Developer Tools

Cost effective deployment of vision-language models for pet behavior detection on AWS Inferentia2

Furbo pet camera now runs BLIP vision models 2–3x cheaper using Amazon’s custom AI silicon.

Deep Dive

Tomofun, the Taiwan-based pet-tech startup behind the Furbo Pet Camera, faced a cost challenge: its always-on AI inference for real-time pet behavior detection—using the BLIP (Bootstrapping Language-Image Pre-Training) vision-language model—was running on expensive GPU-based EC2 instances. To cut costs without sacrificing accuracy, Tomofun migrated to AWS Inferentia2-powered EC2 Inf2 instances, Amazon’s custom AI chips designed for high-throughput, low-cost inference.

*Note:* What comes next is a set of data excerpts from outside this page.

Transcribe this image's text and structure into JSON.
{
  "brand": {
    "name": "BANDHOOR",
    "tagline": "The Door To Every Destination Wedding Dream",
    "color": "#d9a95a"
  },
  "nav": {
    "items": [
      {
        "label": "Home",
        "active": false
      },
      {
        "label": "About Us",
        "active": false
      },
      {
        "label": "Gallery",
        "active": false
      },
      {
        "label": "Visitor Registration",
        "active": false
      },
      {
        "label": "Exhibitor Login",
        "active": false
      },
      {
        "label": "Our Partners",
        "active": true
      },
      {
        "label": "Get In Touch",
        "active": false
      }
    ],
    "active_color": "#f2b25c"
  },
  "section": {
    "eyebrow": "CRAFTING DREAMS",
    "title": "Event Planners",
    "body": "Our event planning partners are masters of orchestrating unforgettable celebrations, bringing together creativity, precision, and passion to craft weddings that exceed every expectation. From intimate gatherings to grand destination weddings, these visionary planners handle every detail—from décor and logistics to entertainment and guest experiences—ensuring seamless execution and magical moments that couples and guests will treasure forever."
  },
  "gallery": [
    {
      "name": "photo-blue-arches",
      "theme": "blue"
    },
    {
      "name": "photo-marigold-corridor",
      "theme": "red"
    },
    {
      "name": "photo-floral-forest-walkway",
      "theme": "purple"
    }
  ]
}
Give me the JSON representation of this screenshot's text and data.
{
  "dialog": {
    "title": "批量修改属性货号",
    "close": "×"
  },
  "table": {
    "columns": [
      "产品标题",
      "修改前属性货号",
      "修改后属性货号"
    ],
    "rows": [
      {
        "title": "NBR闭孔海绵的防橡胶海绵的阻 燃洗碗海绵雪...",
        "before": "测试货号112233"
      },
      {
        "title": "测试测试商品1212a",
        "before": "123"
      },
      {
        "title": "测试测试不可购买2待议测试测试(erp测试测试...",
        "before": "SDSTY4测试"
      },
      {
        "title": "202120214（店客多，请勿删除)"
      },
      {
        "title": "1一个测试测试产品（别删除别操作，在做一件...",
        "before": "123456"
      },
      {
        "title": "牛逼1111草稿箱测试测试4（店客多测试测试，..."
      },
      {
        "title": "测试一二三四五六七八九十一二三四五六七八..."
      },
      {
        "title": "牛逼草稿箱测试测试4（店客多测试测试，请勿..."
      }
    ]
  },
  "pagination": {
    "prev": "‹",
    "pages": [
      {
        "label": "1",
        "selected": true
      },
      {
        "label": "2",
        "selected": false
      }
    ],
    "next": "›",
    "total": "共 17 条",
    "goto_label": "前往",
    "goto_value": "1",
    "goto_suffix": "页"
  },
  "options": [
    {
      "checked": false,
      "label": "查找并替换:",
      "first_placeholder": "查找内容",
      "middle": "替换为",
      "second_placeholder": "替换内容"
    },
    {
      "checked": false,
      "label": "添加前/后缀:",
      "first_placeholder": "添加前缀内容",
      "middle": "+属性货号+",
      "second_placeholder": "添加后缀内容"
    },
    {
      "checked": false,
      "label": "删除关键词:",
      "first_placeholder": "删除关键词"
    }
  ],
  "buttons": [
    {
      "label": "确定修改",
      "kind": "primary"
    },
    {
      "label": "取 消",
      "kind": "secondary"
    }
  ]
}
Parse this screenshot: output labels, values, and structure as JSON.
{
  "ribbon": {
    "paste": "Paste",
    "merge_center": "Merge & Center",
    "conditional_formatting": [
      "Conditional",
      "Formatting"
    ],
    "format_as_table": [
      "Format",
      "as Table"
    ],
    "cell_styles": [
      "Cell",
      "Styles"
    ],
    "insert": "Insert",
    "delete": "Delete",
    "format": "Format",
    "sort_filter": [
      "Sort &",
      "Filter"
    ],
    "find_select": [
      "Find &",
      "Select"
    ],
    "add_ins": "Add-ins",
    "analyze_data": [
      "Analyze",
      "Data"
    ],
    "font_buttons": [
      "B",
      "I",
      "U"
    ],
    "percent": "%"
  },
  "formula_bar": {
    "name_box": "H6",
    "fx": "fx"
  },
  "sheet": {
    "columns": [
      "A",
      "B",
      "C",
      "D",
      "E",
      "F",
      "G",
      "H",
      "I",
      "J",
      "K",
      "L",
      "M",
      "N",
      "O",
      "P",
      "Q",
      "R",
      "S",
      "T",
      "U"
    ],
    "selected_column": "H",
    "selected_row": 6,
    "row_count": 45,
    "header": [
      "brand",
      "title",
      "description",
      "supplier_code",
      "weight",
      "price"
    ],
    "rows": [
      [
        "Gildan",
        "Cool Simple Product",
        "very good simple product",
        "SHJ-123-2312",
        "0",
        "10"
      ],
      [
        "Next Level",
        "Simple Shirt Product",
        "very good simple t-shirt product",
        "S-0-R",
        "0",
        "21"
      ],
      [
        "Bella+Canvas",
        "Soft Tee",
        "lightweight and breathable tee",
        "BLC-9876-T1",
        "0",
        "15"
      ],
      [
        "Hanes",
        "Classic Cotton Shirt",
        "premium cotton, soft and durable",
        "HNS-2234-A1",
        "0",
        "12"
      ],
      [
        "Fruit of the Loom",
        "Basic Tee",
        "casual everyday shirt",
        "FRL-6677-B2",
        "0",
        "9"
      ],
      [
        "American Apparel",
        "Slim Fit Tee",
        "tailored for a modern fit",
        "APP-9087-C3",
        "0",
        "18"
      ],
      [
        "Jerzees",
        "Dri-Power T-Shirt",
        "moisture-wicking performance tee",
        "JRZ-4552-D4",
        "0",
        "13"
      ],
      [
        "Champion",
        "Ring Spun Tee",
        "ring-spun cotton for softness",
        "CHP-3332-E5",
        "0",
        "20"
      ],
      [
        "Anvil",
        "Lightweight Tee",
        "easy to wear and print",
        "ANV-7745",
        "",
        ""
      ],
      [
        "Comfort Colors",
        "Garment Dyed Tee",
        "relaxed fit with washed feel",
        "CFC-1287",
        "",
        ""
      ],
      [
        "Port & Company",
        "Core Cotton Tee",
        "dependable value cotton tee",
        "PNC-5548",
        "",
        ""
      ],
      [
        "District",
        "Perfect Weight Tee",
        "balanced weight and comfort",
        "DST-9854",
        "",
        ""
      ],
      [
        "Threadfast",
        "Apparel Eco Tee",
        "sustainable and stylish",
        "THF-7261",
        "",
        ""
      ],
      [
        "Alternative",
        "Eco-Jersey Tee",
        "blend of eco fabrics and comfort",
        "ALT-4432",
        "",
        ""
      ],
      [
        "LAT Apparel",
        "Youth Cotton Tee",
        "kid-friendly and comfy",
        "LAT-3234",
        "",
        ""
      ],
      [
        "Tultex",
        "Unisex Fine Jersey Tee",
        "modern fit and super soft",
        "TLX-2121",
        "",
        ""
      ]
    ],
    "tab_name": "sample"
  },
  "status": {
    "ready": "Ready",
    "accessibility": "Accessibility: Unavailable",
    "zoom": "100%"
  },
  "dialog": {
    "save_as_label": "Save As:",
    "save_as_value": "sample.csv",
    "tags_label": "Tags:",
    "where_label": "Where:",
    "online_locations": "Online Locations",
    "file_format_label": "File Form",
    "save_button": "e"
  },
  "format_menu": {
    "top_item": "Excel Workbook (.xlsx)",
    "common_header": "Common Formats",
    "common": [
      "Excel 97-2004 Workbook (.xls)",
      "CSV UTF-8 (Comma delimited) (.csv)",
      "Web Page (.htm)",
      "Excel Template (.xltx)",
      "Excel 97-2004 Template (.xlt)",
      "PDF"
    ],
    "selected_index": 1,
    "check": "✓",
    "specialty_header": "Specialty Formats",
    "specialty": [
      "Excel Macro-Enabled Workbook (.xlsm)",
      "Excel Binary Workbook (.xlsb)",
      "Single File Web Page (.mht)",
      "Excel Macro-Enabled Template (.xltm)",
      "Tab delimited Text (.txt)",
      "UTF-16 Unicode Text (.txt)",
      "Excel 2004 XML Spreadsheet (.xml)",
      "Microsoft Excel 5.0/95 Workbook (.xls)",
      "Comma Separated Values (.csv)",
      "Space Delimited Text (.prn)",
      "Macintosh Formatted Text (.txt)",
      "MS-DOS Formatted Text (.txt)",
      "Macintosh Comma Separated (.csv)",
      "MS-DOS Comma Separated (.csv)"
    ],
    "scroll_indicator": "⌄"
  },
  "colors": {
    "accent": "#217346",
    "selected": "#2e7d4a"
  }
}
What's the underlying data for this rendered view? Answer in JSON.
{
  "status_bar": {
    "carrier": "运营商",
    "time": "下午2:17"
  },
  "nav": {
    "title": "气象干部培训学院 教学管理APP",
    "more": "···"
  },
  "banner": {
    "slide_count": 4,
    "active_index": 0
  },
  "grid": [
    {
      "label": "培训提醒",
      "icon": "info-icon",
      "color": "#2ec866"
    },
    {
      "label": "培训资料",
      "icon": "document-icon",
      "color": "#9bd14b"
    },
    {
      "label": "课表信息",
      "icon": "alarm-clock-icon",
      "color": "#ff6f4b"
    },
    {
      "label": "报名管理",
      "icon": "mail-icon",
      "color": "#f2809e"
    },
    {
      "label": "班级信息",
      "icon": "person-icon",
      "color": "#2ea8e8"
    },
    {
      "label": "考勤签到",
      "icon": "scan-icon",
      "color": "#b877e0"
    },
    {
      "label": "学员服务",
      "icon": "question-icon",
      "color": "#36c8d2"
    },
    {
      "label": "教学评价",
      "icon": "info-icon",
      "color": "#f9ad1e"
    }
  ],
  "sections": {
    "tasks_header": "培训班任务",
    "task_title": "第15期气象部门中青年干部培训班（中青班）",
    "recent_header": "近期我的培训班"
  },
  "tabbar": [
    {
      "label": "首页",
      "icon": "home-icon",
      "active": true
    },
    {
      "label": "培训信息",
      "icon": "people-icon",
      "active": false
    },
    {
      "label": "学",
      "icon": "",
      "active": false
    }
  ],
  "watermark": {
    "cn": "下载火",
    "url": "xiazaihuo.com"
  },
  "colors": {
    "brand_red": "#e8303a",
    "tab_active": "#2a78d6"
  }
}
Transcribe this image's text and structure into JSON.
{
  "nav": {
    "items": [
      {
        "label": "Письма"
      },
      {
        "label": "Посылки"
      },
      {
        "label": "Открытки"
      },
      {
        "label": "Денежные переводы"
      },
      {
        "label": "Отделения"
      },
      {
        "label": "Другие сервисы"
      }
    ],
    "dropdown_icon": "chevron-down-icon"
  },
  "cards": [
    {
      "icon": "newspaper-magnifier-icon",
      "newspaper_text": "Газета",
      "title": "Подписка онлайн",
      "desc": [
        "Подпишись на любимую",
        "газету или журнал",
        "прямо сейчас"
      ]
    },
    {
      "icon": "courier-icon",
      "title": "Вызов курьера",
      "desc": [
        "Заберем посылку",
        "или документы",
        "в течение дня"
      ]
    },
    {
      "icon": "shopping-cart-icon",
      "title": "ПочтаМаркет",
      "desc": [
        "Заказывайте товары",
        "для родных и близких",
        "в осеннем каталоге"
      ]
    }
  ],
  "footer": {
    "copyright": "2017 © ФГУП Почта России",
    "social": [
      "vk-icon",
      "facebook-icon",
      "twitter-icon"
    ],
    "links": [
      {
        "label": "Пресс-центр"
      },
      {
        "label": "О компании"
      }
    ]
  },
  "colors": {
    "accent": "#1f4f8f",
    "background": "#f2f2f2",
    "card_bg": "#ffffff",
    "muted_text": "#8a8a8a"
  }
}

The new architecture uses a two-layer Auto Scaling group: the first layer hosts API servers that receive images from Furbo cameras via CloudFront and Elastic Load Balancing, and the second layer runs the BLIP model in containers on Inf2 instances. CloudWatch monitors latency, throughput, and error rates to trigger scaling. Critically, the system can switch between GPU and Inferentia2 backends in real time without changing the upstream API, ensuring high availability and flexibility. By compiling BLIP with the Neuron SDK and leveraging Inferentia2’s efficiency, Tomofun achieved significant cost savings while maintaining the throughput needed for hundreds of thousands of devices.

Key Points
  • Tomofun replaced GPU-based EC2 instances with AWS Inferentia2 (Inf2) instances for BLIP vision-language model inference
  • Two-layer Auto Scaling group architecture isolates API servers from inference containers, with CloudWatch-driven scaling
  • System retains ability to fall back to GPU backends without API changes, ensuring no disruption to Furbo users

Why It Matters

Real-world example of pet-tech startup achieving cost-efficient, real-time AI inference at scale using specialized hardware instead of GPUs.